Nonetheless, I could write a 20-page analysis on why this is the wrong decision. I scarcely imagine that you would welcome such a contribution, so I won't do so unprompted. I am just sad to learn that I will no longer be welcome in the League of Legends community starting next season. As a philosopher by training, I used to dream of bringing my talents to Riot to innovate an entire line of competitive attractions. TT was evidence to me that they weren't just interested in beating DOTA at its own game. Now I just feel sad to be proven wrong about the franchise which once changed my life as a gamer.

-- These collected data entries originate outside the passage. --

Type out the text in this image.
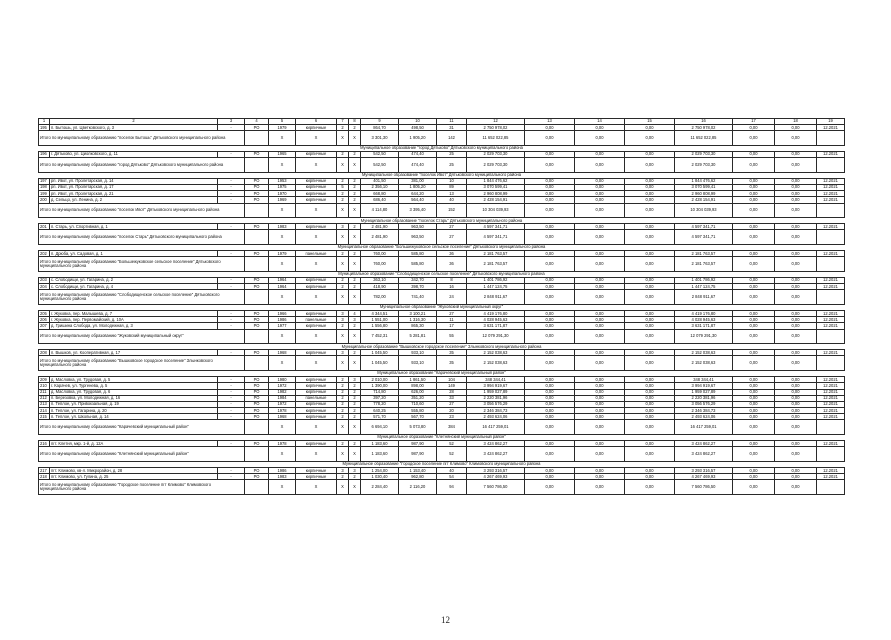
1	2	3	4	5	6	7	8	9	10	11	12	13	14	15	16	17	18	19
195	п. Бытошь, ул. Цветковского, д. 3	-	РО	1979	кирпичные	2	2	864,70	498,50	31	2 750 978,02	0,00	0,00	0,00	2 750 978,02	0,00	0,00	12.2021
Итого по муниципальному образованию "поселок Бытошь" Дятьковского муниципального района				X	X	X	X	3 301,30	1 905,20	142	11 652 022,85	0,00	0,00	0,00	11 652 022,85	0,00	0,00	
Муниципальное образование "город Дятьково" Дятьковского муниципального района																		
196	г. Дятьково, ул. Циолковского, д. 11	-	РО	1965	кирпичные	2	2	542,50	474,40	25	2 029 703,30	0,00	0,00	0,00	2 029 703,30	0,00	0,00	12.2021
Итого по муниципальному образованию "город Дятьково" Дятьковского муниципального района				X	X	X	X	542,50	474,40	25	2 029 703,30	0,00	0,00	0,00	2 029 703,30	0,00	0,00	
Муниципальное образование "поселок Ивот" Дятьковского муниципального района																		
197	рп. Ивот, ул. Пролетарская, д. 14	-	РО	1953	кирпичные	2	2	401,50	381,00	10	1 844 476,62	0,00	0,00	0,00	1 844 476,62	0,00	0,00	12.2021
198	рп. Ивот, ул. Пролетарская, д. 17	-	РО	1975	кирпичные	5	2	2 356,10	1 805,20	89	3 070 599,41	0,00	0,00	0,00	3 070 599,41	0,00	0,00	12.2021
199	рп. Ивот, ул. Пролетарская, д. 21	-	РО	1970	кирпичные	2	2	668,80	644,20	13	2 960 808,99	0,00	0,00	0,00	2 960 808,99	0,00	0,00	12.2021
200	д. Сельцо, ул. Ленина, д. 2	-	РО	1969	кирпичные	2	2	686,40	564,40	40	2 428 154,91	0,00	0,00	0,00	2 428 154,91	0,00	0,00	12.2021
Итого по муниципальному образованию "поселок Ивот" Дятьковского муниципального района				X	X	X	X	4 114,80	3 395,40	152	10 304 039,93	0,00	0,00	0,00	10 304 039,93	0,00	0,00	
Муниципальное образование "поселок Старь" Дятьковского муниципального района																		
201	п. Старь, ул. Спортивная, д. 1	-	РО	1983	кирпичные	3	2	2 481,90	963,50	27	4 597 341,71	0,00	0,00	0,00	4 597 341,71	0,00	0,00	12.2021
Итого по муниципальному образованию "поселок Старь" Дятьковского муниципального района				X	X	X	X	2 481,90	963,50	27	4 597 341,71	0,00	0,00	0,00	4 597 341,71	0,00	0,00	
Муниципальное образование "Большежуковское сельское поселение" Дятьковского муниципального района																		
202	п. Дрюба, ул. Садовая, д. 1	-	РО	1979	панельные	2	2	760,00	585,80	36	2 181 763,57	0,00	0,00	0,00	2 181 763,57	0,00	0,00	12.2021
Итого по муниципальному образованию "Большежуковское сельское поселение" Дятьковского муниципального района				X	X	X	X	760,00	585,80	36	2 181 763,57	0,00	0,00	0,00	2 181 763,57	0,00	0,00	
Муниципальное образование "Слободищенское сельское поселение" Дятьковского муниципального района																		
203	с. Слободищи, ул. Гагарина, д. 2	-	РО	1964	кирпичные	2	2	363,10	342,70	8	1 401 786,92	0,00	0,00	0,00	1 401 786,92	0,00	0,00	12.2021
204	с. Слободищи, ул. Гагарина, д. 4	-	РО	1964	кирпичные	2	2	418,90	398,70	16	1 447 124,75	0,00	0,00	0,00	1 447 124,75	0,00	0,00	12.2021
Итого по муниципальному образованию "Слободищенское сельское поселение" Дятьковского муниципального района				X	X	X	X	782,00	741,40	24	2 848 911,67	0,00	0,00	0,00	2 848 911,67	0,00	0,00	
Муниципальное образование "Жуковский муниципальный округ"																		
205	г. Жуковка, пер. Малышева, д. 7	-	РО	1966	кирпичные	3	4	4 344,51	3 100,21	27	4 419 176,80	0,00	0,00	0,00	4 419 176,80	0,00	0,00	12.2021
206	г. Жуковка, пер. Первомайский, д. 10А	-	РО	1986	панельные	3	3	1 551,00	1 316,30	11	4 028 945,63	0,00	0,00	0,00	4 028 945,63	0,00	0,00	12.2021
207	д. Гришина Слобода, ул. Молодежная, д. 3	-	РО	1977	кирпичные	2	2	1 556,80	865,30	17	3 631 171,87	0,00	0,00	0,00	3 631 171,87	0,00	0,00	12.2021
Итого по муниципальному образованию "Жуковский муниципальный округ"				X	X	X	X	7 452,31	5 281,81	55	12 079 291,30	0,00	0,00	0,00	12 079 291,30	0,00	0,00	
Муниципальное образование "Вышковское городское поселение" Злынковского муниципального района																		
208	п. Вышков, ул. Кооперативная, д. 17	-	РО	1968	кирпичные	3	2	1 045,50	933,10	35	2 152 038,63	0,00	0,00	0,00	2 152 038,63	0,00	0,00	12.2021
Итого по муниципальному образованию "Вышковское городское поселение" Злынковского муниципального района				X	X	X	X	1 045,50	933,10	35	2 152 038,63	0,00	0,00	0,00	2 152 038,63	0,00	0,00	
Муниципальное образование "Карачевский муниципальный район"																		
209	д. Масловка, ул. Трудовая, д. 5	-	РО	1980	кирпичные	2	3	2 010,00	1 861,50	104	348 344,41	0,00	0,00	0,00	348 344,41	0,00	0,00	12.2021
210	г. Карачев, ул. Тургенева, д. 5	-	РО	1972	кирпичные	2	2	1 390,00	898,00	149	3 994 919,67	0,00	0,00	0,00	3 994 919,67	0,00	0,00	12.2021
211	д. Масловка, ул. Трудовая, д. 6	-	РО	1982	кирпичные	2	2	714,80	626,00	28	1 959 027,89	0,00	0,00	0,00	1 959 027,89	0,00	0,00	12.2021
212	п. Березовка, ул. Молодежная, д. 16	-	РО	1984	панельные	2	2	397,20	351,20	33	2 220 381,96	0,00	0,00	0,00	2 220 381,96	0,00	0,00	12.2021
213	п. Теплое, ул. Привокзальная, д. 19	-	РО	1972	кирпичные	2	2	778,20	710,60	27	3 056 576,29	0,00	0,00	0,00	3 056 576,29	0,00	0,00	12.2021
214	п. Теплое, ул. Гагарина, д. 20	-	РО	1978	кирпичные	2	2	640,25	555,80	20	2 346 384,73	0,00	0,00	0,00	2 346 384,73	0,00	0,00	12.2021
215	п. Теплое, ул. Школьная, д. 14	-	РО	1968	кирпичные	2	2	571,70	567,70	23	2 493 624,06	0,00	0,00	0,00	2 493 624,06	0,00	0,00	12.2021
Итого по муниципальному образованию "Карачевский муниципальный район"				X	X	X	X	6 694,10	5 073,80	384	16 417 259,01	0,00	0,00	0,00	16 417 259,01	0,00	0,00	
Муниципальное образование "Клетнянский муниципальный район"																		
216	пгт. Клетня, мкр. 1-й, д. 12А	-	РО	1978	кирпичные	2	2	1 183,60	987,90	52	3 424 862,27	0,00	0,00	0,00	3 424 862,27	0,00	0,00	12.2021
Итого по муниципальному образованию "Клетнянский муниципальный район"				X	X	X	X	1 183,60	987,90	52	3 424 862,27	0,00	0,00	0,00	3 424 862,27	0,00	0,00	
Муниципальное образование "Городское поселение пгт Климово" Климовского муниципального района																		
217	пгт. Климово, кв-л. Микрорайон, д. 28	-	РО	1986	кирпичные	3	3	1 254,00	1 153,40	40	3 293 316,57	0,00	0,00	0,00	3 293 316,57	0,00	0,00	12.2021
218	пгт. Климово, ул. Гулина, д. 25	-	РО	1983	кирпичные	2	2	1 030,40	962,80	54	4 267 469,93	0,00	0,00	0,00	4 267 469,93	0,00	0,00	12.2021
Итого по муниципальному образованию "Городское поселение пгт Климово" Климовского муниципального района				X	X	X	X	2 284,40	2 116,20	94	7 560 786,50	0,00	0,00	0,00	7 560 786,50	0,00	0,00	
12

End note: I've used some harsh words of criticism here towards Mort and his articulation of Riot's position on TT. I actually have a strong appreciation for Mort and have usually found his prose to be inviting, relatable, and refreshing in dev notes, commentary, etc. I hope that if he reads this, he takes it as propositional argumentation and not a personal attack on his wonderful tenure as the front face of League's game design.

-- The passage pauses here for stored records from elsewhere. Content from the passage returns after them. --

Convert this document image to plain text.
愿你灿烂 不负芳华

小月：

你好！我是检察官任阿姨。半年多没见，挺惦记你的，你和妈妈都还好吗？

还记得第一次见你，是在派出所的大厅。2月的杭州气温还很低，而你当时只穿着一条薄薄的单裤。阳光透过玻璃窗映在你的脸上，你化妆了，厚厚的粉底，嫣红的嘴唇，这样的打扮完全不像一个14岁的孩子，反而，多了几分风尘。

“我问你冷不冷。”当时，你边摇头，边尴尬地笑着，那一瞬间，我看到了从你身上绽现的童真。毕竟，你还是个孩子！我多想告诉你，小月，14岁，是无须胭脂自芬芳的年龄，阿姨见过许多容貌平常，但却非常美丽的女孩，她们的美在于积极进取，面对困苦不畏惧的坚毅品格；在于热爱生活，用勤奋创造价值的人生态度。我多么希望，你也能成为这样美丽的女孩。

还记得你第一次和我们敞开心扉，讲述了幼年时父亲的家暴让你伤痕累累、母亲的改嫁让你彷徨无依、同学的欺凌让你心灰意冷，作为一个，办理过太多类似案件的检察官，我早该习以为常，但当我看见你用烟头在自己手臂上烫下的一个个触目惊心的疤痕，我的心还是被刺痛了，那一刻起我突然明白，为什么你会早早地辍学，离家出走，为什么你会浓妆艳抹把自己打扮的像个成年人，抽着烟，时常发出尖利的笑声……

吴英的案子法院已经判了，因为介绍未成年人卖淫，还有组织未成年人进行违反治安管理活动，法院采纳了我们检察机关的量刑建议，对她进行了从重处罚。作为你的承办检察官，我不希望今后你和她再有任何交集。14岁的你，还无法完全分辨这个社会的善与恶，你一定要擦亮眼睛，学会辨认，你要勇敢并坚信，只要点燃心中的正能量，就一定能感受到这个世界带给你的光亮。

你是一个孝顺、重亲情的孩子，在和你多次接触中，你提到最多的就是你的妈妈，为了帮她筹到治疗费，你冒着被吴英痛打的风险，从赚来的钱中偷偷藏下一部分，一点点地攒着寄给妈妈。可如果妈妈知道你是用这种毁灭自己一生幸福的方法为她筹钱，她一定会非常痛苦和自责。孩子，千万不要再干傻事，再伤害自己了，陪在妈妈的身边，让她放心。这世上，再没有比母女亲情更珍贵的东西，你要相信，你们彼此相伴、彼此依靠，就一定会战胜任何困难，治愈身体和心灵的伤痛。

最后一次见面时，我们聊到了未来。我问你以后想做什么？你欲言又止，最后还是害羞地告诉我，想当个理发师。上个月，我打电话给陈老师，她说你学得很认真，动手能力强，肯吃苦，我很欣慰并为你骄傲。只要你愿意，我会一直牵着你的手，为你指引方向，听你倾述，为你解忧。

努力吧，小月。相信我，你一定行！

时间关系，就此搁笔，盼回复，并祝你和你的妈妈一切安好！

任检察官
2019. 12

I would eagerly welcome the opportunity to sit down and discuss this matter with him further.

3 Comments

PichaeI8/3/2019, 1:32:25 AM7 votes

Well said. Removing TT altogether is a bad idea.

Side note: This reminds me of the release of TFT when the servers were overloaded and the queue times were extremely long, which makes me wonder why there are dedicated servers instead of servers that can queue up all of the game modes whenever there is the need. I don't know if this is practical because I admittedly don't understand how servers as large as riot's work.

True Garen8/2/2019, 11:07:09 PM6 votes

Yet despite all this chicanery, Twisted Treeline's fans stuck by it. Why? Because at its core, TT is almost everything that makes SR fun in a more concise and flavorful package. It takes less investment and creates a strong auxiliary competitive scene with its own well-established identity. And crucially, it also gives smaller teams of friends an outlet for a safer and more friendly way to play this game.

I had been playing LoL for less than two months when I discovered this map. And what you said here, occurred to me after the first game. To a relatively new player, arriving late in LoL history, It felt like this was how League was played originally, and maybe intended to be played. (Little did I know, then.) Like a game of tag in the schoolyard.